The majority of consumer-grade smart home devices speak one of three protocols. Bluetooth, Wi-Fi, and Zigbee. Most of us are familiar with Bluetooth; it is a commonly used protocol for connecting devices from computer keyboards and mice to hearing aids. Bluetooth doesn’t require any internet connectivity and is widely supported. Wi-Fi is a wireless internet connectivity protocol. Zigbee is a low energy communication protocol commonly used in smart home devices.
Suppose you had 20 smart home devices from different manufacturers. Some of them spoke Bluetooth, others Wi-FI, and others Zigbee. If you wanted them to all work together to do something like monitoring your home, it would not easily be possible.

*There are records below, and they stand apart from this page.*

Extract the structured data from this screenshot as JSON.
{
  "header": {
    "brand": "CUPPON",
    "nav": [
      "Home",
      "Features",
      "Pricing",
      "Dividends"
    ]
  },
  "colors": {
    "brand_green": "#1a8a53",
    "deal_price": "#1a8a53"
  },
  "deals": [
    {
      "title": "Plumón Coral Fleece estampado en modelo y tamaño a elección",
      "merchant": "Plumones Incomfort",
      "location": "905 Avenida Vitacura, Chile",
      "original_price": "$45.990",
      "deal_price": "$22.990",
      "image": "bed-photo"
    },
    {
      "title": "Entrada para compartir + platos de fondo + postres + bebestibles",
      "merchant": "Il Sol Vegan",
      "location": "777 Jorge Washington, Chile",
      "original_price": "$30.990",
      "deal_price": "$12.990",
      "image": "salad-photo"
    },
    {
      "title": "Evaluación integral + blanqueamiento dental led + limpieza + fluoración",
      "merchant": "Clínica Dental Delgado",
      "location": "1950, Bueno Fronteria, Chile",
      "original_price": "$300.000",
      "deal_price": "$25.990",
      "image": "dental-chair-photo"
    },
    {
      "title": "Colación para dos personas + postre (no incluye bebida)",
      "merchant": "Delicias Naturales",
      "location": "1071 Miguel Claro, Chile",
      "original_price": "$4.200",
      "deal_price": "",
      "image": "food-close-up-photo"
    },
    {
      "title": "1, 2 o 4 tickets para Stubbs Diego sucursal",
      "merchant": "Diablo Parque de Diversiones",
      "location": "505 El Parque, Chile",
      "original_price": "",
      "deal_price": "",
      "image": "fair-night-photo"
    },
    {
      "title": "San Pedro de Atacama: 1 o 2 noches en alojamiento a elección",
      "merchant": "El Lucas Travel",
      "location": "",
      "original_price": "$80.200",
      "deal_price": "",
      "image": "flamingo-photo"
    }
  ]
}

However, if you could build a bridge that would translate Wi-FI into Zigbee, Zigbee into Bluetooth, and so on, the possibilities would be endless. That’s the idea I worked with when designing the Smart Home bridge in figure 1-7.
Each of my smart home devices was event-driven, meaning when an event occurred of importance to the device, they would publish that event to some centralized server. For all the smart home devices I owned, I could tap into their software and broadcast that same event to my event-bridge. I used MQTT, a light-weight messaging system designed for internet of things applications. Now, whenever an event occurred in my home (like a door opening), it would publish natively to the manufacturer’s platform but then also my own. I built a small event-processing platform that would take events posted to MQTT and perform actions when pre-defined criteria were met. For example, if a door was open and no door closed even within 2 minutes, it would send a push notification to my wife. Or if the alarm system was armed and it detected someone was home, it would delay notifying for a few seconds.
My smart home system provides much more utility to me now that the events are all codified in a reusable way. That is the power of real-time, and that’s also the power of event-driven architectures.
In this book, we’ll dive even deeper into the value proposition of these architectures and the limitations of adopting them. By the end of the book, I hope you can see why Apache Pulsar is an excellent choice to build an event-driven system. We’ll see how thoroughly the creators of Pulsar understood this space and why they made Pulsar. We’ll see how you can build event-driven systems that may power the next trading card marketplace, bank, or internet-connected security system.